Benak saya sebenarnya sudah penuh dengan isu-isu untuk dilontarkan. Masalahnya penanya pertama, seorang ibu, berhasil menyadarkan saya betapa banyak masalah nyata yang dihadapi masyarakat.   Sementara Ketua DPD dan Ketua DPR mengeluh akan lemahnya tatanegara kita.  Masih banyak institusi politik yang harus dibenahi.
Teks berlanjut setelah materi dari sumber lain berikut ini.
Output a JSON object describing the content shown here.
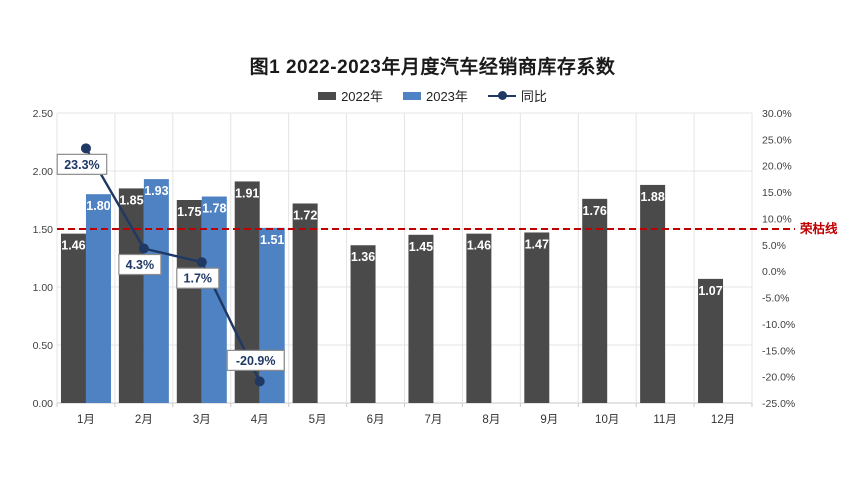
{
  "title": "图1  2022-2023年月度汽车经销商库存系数",
  "legend": [
    {
      "label": "2022年",
      "color": "#4A4A4A",
      "type": "bar"
    },
    {
      "label": "2023年",
      "color": "#4E82C2",
      "type": "bar"
    },
    {
      "label": "同比",
      "color": "#1F3864",
      "type": "line"
    }
  ],
  "chart_data": {
    "type": "bar+line combo",
    "title": "图1  2022-2023年月度汽车经销商库存系数",
    "categories": [
      "1月",
      "2月",
      "3月",
      "4月",
      "5月",
      "6月",
      "7月",
      "8月",
      "9月",
      "10月",
      "11月",
      "12月"
    ],
    "series": [
      {
        "name": "2022年",
        "type": "bar",
        "axis": "left",
        "color": "#4A4A4A",
        "values": [
          1.46,
          1.85,
          1.75,
          1.91,
          1.72,
          1.36,
          1.45,
          1.46,
          1.47,
          1.76,
          1.88,
          1.07
        ],
        "value_labels": [
          "1.46",
          "1.85",
          "1.75",
          "1.91",
          "1.72",
          "1.36",
          "1.45",
          "1.46",
          "1.47",
          "1.76",
          "1.88",
          "1.07"
        ]
      },
      {
        "name": "2023年",
        "type": "bar",
        "axis": "left",
        "color": "#4E82C2",
        "values": [
          1.8,
          1.93,
          1.78,
          1.51,
          null,
          null,
          null,
          null,
          null,
          null,
          null,
          null
        ],
        "value_labels": [
          "1.80",
          "1.93",
          "1.78",
          "1.51"
        ]
      },
      {
        "name": "同比",
        "type": "line",
        "axis": "right",
        "color": "#1F3864",
        "values": [
          23.3,
          4.3,
          1.7,
          -20.9,
          null,
          null,
          null,
          null,
          null,
          null,
          null,
          null
        ],
        "callouts": [
          {
            "text": "23.3%",
            "side": "below"
          },
          {
            "text": "4.3%",
            "side": "below"
          },
          {
            "text": "1.7%",
            "side": "below"
          },
          {
            "text": "-20.9%",
            "side": "above"
          }
        ]
      }
    ],
    "left_axis": {
      "ticks": [
        "2.50",
        "2.00",
        "1.50",
        "1.00",
        "0.50",
        "0.00"
      ],
      "tick_values": [
        2.5,
        2.0,
        1.5,
        1.0,
        0.5,
        0.0
      ],
      "min": 0,
      "max": 2.5
    },
    "right_axis": {
      "ticks": [
        "30.0%",
        "25.0%",
        "20.0%",
        "15.0%",
        "10.0%",
        "5.0%",
        "0.0%",
        "-5.0%",
        "-10.0%",
        "-15.0%",
        "-20.0%",
        "-25.0%"
      ],
      "tick_values": [
        30,
        25,
        20,
        15,
        10,
        5,
        0,
        -5,
        -10,
        -15,
        -20,
        -25
      ],
      "min": -25,
      "max": 30
    },
    "threshold": {
      "value": 1.5,
      "label": "荣枯线",
      "color": "#C00000"
    },
    "grid": true,
    "legend_position": "top",
    "colors": {
      "grid": "#E4E4E4",
      "axis_line": "#C9C9C9",
      "tick_text": "#404040",
      "bar_label_text": "#FFFFFF",
      "callout_border": "#8C8C8C",
      "callout_text": "#1F3864"
    }
  }
}
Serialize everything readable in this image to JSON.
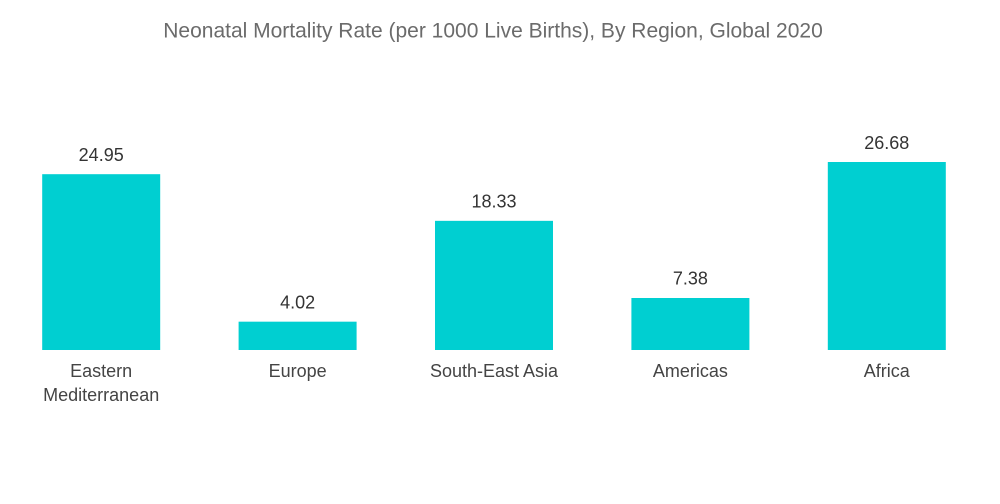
{
  "chart_data": {
    "type": "bar",
    "title": "Neonatal Mortality Rate (per 1000 Live Births), By Region, Global 2020",
    "categories": [
      "Eastern Mediterranean",
      "Europe",
      "South-East Asia",
      "Americas",
      "Africa"
    ],
    "values": [
      24.95,
      4.02,
      18.33,
      7.38,
      26.68
    ],
    "color": "#00cfd1"
  }
}
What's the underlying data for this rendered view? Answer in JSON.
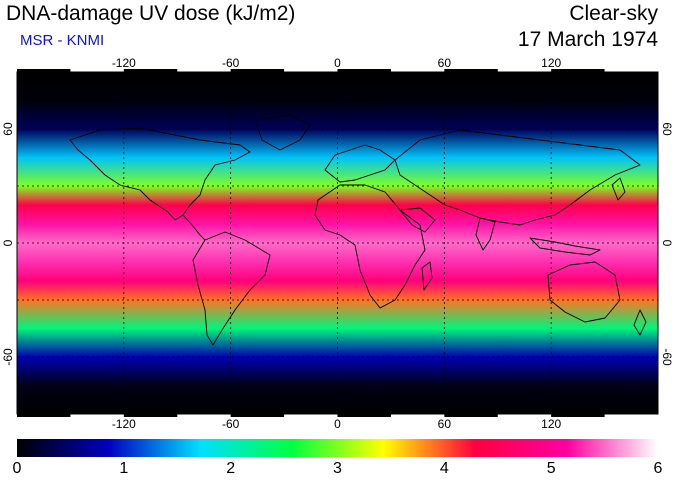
{
  "header": {
    "title": "DNA-damage UV dose (kJ/m2)",
    "subtitle": "MSR - KNMI",
    "sky_condition": "Clear-sky",
    "date": "17 March 1974"
  },
  "map": {
    "projection": "equirectangular",
    "lon_range": [
      -180,
      180
    ],
    "lat_range": [
      -90,
      90
    ],
    "grid": true,
    "grid_style": "dashed",
    "lon_tick_labels": [
      "-120",
      "-60",
      "0",
      "60",
      "120"
    ],
    "lat_tick_labels_left": [
      "60",
      "0",
      "-60"
    ],
    "lat_tick_labels_right": [
      "60",
      "0",
      "-60"
    ],
    "lon_ticks": [
      -120,
      -60,
      0,
      60,
      120
    ],
    "lat_ticks": [
      60,
      0,
      -60
    ]
  },
  "colorbar": {
    "min": 0,
    "max": 6,
    "labels": [
      "0",
      "1",
      "2",
      "3",
      "4",
      "5",
      "6"
    ],
    "colors": [
      "#000000",
      "#0000c0",
      "#00e0ff",
      "#00ff40",
      "#ffff00",
      "#ff0040",
      "#ff00a0",
      "#ffffff"
    ]
  },
  "chart_data": {
    "type": "heatmap",
    "title": "DNA-damage UV dose (kJ/m2)",
    "variable_unit": "kJ/m2",
    "zonal_profile": {
      "lat": [
        -90,
        -75,
        -60,
        -45,
        -30,
        -20,
        -10,
        0,
        10,
        20,
        30,
        45,
        60,
        75,
        90
      ],
      "dose": [
        0.0,
        0.1,
        0.8,
        2.3,
        3.9,
        4.8,
        5.3,
        5.5,
        5.2,
        4.4,
        3.0,
        1.6,
        0.4,
        0.05,
        0.0
      ]
    }
  }
}
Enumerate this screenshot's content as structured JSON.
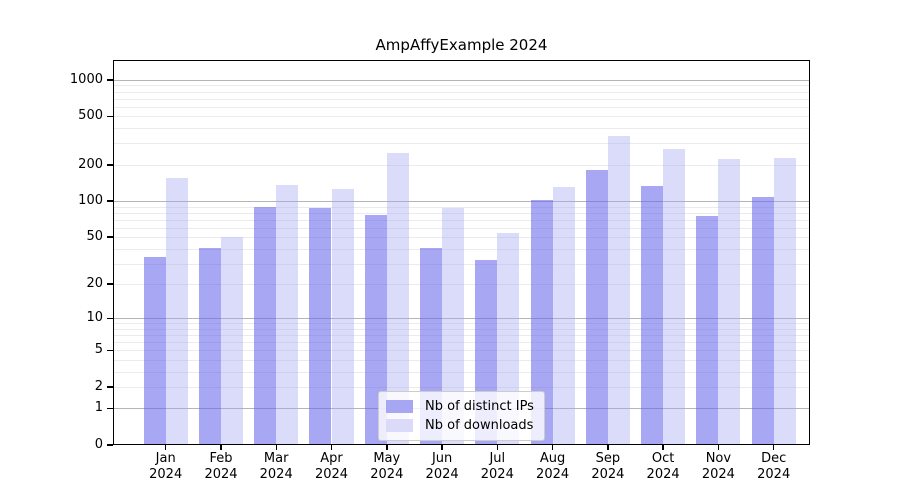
{
  "chart_data": {
    "type": "bar",
    "title": "AmpAffyExample 2024",
    "categories": [
      "Jan",
      "Feb",
      "Mar",
      "Apr",
      "May",
      "Jun",
      "Jul",
      "Aug",
      "Sep",
      "Oct",
      "Nov",
      "Dec"
    ],
    "x_tick_second_line": "2024",
    "series": [
      {
        "name": "Nb of distinct IPs",
        "color": "rgba(100,100,235,0.57)",
        "swatch_color": "#a6a6f3",
        "values": [
          34,
          41,
          90,
          88,
          76,
          41,
          32,
          103,
          181,
          134,
          75,
          108
        ]
      },
      {
        "name": "Nb of downloads",
        "color": "rgba(165,165,243,0.40)",
        "swatch_color": "#dbdbf9",
        "values": [
          155,
          50,
          137,
          126,
          250,
          88,
          54,
          130,
          345,
          272,
          223,
          228
        ]
      }
    ],
    "xlabel": "",
    "ylabel": "",
    "yscale": "log1p",
    "ylim": [
      0,
      1500
    ],
    "y_ticks": [
      0,
      1,
      2,
      5,
      10,
      20,
      50,
      100,
      200,
      500,
      1000
    ],
    "grid": "on",
    "legend_position": "lower center",
    "colors": {
      "major_grid": "#b5b5b5",
      "minor_grid": "#ebebeb",
      "axis": "#000000",
      "background": "#ffffff"
    }
  }
}
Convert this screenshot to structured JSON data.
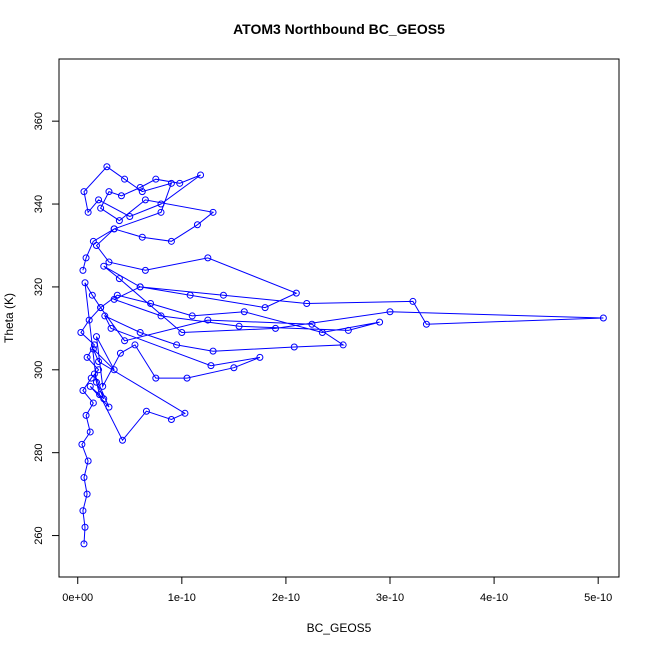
{
  "chart_data": {
    "type": "line",
    "title": "ATOM3 Northbound BC_GEOS5",
    "xlabel": "BC_GEOS5",
    "ylabel": "Theta (K)",
    "xlim": [
      -1.8e-11,
      5.2e-10
    ],
    "ylim": [
      250,
      375
    ],
    "x_ticks": [
      0,
      1e-10,
      2e-10,
      3e-10,
      4e-10,
      5e-10
    ],
    "x_tick_labels": [
      "0e+00",
      "1e-10",
      "2e-10",
      "3e-10",
      "4e-10",
      "5e-10"
    ],
    "y_ticks": [
      260,
      280,
      300,
      320,
      340,
      360
    ],
    "y_tick_labels": [
      "260",
      "280",
      "300",
      "320",
      "340",
      "360"
    ],
    "grid": false,
    "series_color": "#0000ff",
    "series": [
      {
        "x": [
          6e-12,
          7e-12,
          5e-12,
          9e-12,
          6e-12,
          1e-11,
          4e-12,
          1.2e-11,
          8e-12,
          1.5e-11,
          5e-12,
          1.3e-11,
          2e-11,
          9e-12,
          1.6e-11,
          3e-12,
          1.1e-11,
          2.2e-11,
          1.4e-11,
          7e-12,
          1.8e-11,
          2.5e-11,
          1.2e-11,
          3e-11,
          1.6e-11,
          2.1e-11,
          4.3e-11,
          6.6e-11,
          9e-11,
          1.03e-10,
          2e-11,
          1.5e-11,
          3.5e-11,
          1.8e-11,
          2.4e-11,
          4.1e-11,
          5.5e-11,
          7.5e-11,
          1.05e-10,
          1.5e-10,
          1.75e-10,
          1.28e-10,
          3.2e-11,
          2.6e-11,
          6e-11,
          9.5e-11,
          1.3e-10,
          2.08e-10,
          2.55e-10,
          2.25e-10,
          1.25e-10,
          4.5e-11,
          2.2e-11,
          3.8e-11,
          7e-11,
          1.1e-10,
          1.6e-10,
          2.35e-10,
          2.9e-10,
          2.6e-10,
          1.55e-10,
          8e-11,
          3.5e-11,
          6e-11,
          1.4e-10,
          2.2e-10,
          3.22e-10,
          3.35e-10,
          5.05e-10,
          3e-10,
          1.9e-10,
          1e-10,
          4e-11,
          2.5e-11,
          6e-11,
          1.08e-10,
          1.8e-10,
          2.1e-10,
          1.25e-10,
          6.5e-11,
          3e-11,
          1.8e-11,
          3.5e-11,
          6.2e-11,
          9e-11,
          1.15e-10,
          1.3e-10,
          6.5e-11,
          4e-11,
          2.2e-11,
          3e-11,
          4.2e-11,
          6e-11,
          7.5e-11,
          9.8e-11,
          1.18e-10,
          8e-11,
          5e-11,
          2e-11,
          1e-11,
          6e-12,
          2.8e-11,
          4.5e-11,
          6.2e-11,
          9e-11,
          8e-11,
          3.5e-11,
          1.5e-11,
          8e-12,
          5e-12
        ],
        "y": [
          258,
          262,
          266,
          270,
          274,
          278,
          282,
          285,
          289,
          292,
          295,
          298,
          300,
          303,
          306,
          309,
          312,
          315,
          318,
          321,
          297,
          293,
          296,
          291,
          299,
          294,
          283,
          290,
          288,
          289.5,
          302,
          305,
          300,
          308,
          296,
          304,
          306,
          298,
          298,
          300.5,
          303,
          301,
          310,
          313,
          309,
          306,
          304.5,
          305.5,
          306,
          311,
          312,
          307,
          315,
          318,
          316,
          313,
          314,
          309,
          311.5,
          309.5,
          310.5,
          313,
          317,
          320,
          318,
          316,
          316.5,
          311,
          312.5,
          314,
          310,
          309,
          322,
          325,
          320,
          318,
          315,
          318.5,
          327,
          324,
          326,
          330,
          334,
          332,
          331,
          335,
          338,
          341,
          336,
          339,
          343,
          342,
          344,
          346,
          345,
          347,
          340,
          337,
          341,
          338,
          343,
          349,
          346,
          343,
          345,
          338,
          334,
          331,
          327,
          324
        ]
      }
    ]
  }
}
Untuk memimpin masyarakat, kita perlu membangun insitusi masyarakat.  Tapi saat terjadi kekosongan institusi, maka peran pemimpin menjadi besar.  Di sini peran kenegarawan jadi penting.  Pemimpin tidak boleh memanfaatkan kelemahan institusi untuk memperjuangkan kepentingan golongan.  Justru keahlian pemimpin untuk manuver justru dimaksudkan untku kebaikan semua.

Sepuluh tahun lalu, reformasi terjadi dengan mundurnya Presiden Suharto.  Di jaman Presiden Habibie, kita melakukan pemilu demokratis yang pertama.  Semua menyangka akan terjadi kekacauan, karena ratusan juta rakyat masih belum dewasa.  Saya nyaris menangis terharu melihat rakyat dengan tulus menjalankan tugas demokrasinya, menyoblos dengan tertib, dan menerima hasilnya dengan lapang.  So proud to be an Indonesian.

Tapi kemudian saya menyaksikan elit politik yang malah gagal mengimbangi kedewasaan rakyat.  Partai Megawati saat itu menang secara pluralitas, sama dengan kemenangan Hade di Jawa Barat beberapa waktu lalu .  Tapi di Sidang MPR terjadi manuver untuk meluncurkan Gus Dur sebagai presiden.  Megawati gagal jadi presiden.  Tapi sebenarnya kita saat itu gagal meletakkan konvensi politik nasional dalam momen yang kritis.

Tetapi dua tahun kemudian terjadi lagi manuver politik.  Gus Dur dilengserkan melalui proses impeachement.  Tidak melalui pemilu.  Saya ada di San Francisco waktu itu dan nyaris menangis melihat Presiden Wahid, Presiden Republik Indonesia, dihentikan sebelum waktunya tanpa pemilu.  Megawati jadi presiden.  Wah… Trus ngapain waktu itu capek-capek?

Memang ini demonstrasi keahlian bermanuver.  Tapi di situlah kegagalan elit politik.  Gagal membaca kehendak rakyat.  Manuver politik untuk kepentingan golongan memanfaatkan kelemahan insitusi inilah yang membuat sepuluh tahun reformasi belum membawa hasil maksimal.

Jadi ucapan ibu guru ini, yang berapi-api, membuat saya terbangun dari mimpi.  Saya tiba di depan mikropon dengan pikiran blank.  Tapi dengan kesadaran bahwa apapun wacana kita, kepentingan rakyatlah yang terpenting, bukan wacana, kekuasaan, apalagi ideologi sempit.


  1. Ayi Purbasari

    pa, ibu itu nanya apa?

  2. tita

    iya pak, apa kata ibu itu?

  3. azrl

    Agak panjang, jadi saya agak lupa detailnya. Ibu itu menjelaskan menghilangnya minyak membuat keluarga mereka tidak bisa masak, dan harus beli makan di luar. Dan uang gaji guru tidak cukup untuk beli, sehingga tidak bisa makan tiga kali sehari. Dia minta anggaran pendidikan 20% APBN direalisasikan, karena aneh biaya pendidikan menjadi mahal tapi gaji guru kurang. Dia bilang biaya kesehatan terlalu mahal. Pada dasarnya dia bertanya bagaimana ada harapan masa depan bagi kita semua kalau keadaannya begini?

    Ibu ini menyampaikan hal ini setelah para pembicara asik berbicara tentang masalah kemajemukan, masalah lemahnya institusi, dan betapa mereka sebagai pemimpin seperti tidak berdaya membereskan banyak permasalahaan institusional (tapi masih pengen menjabat :-) ).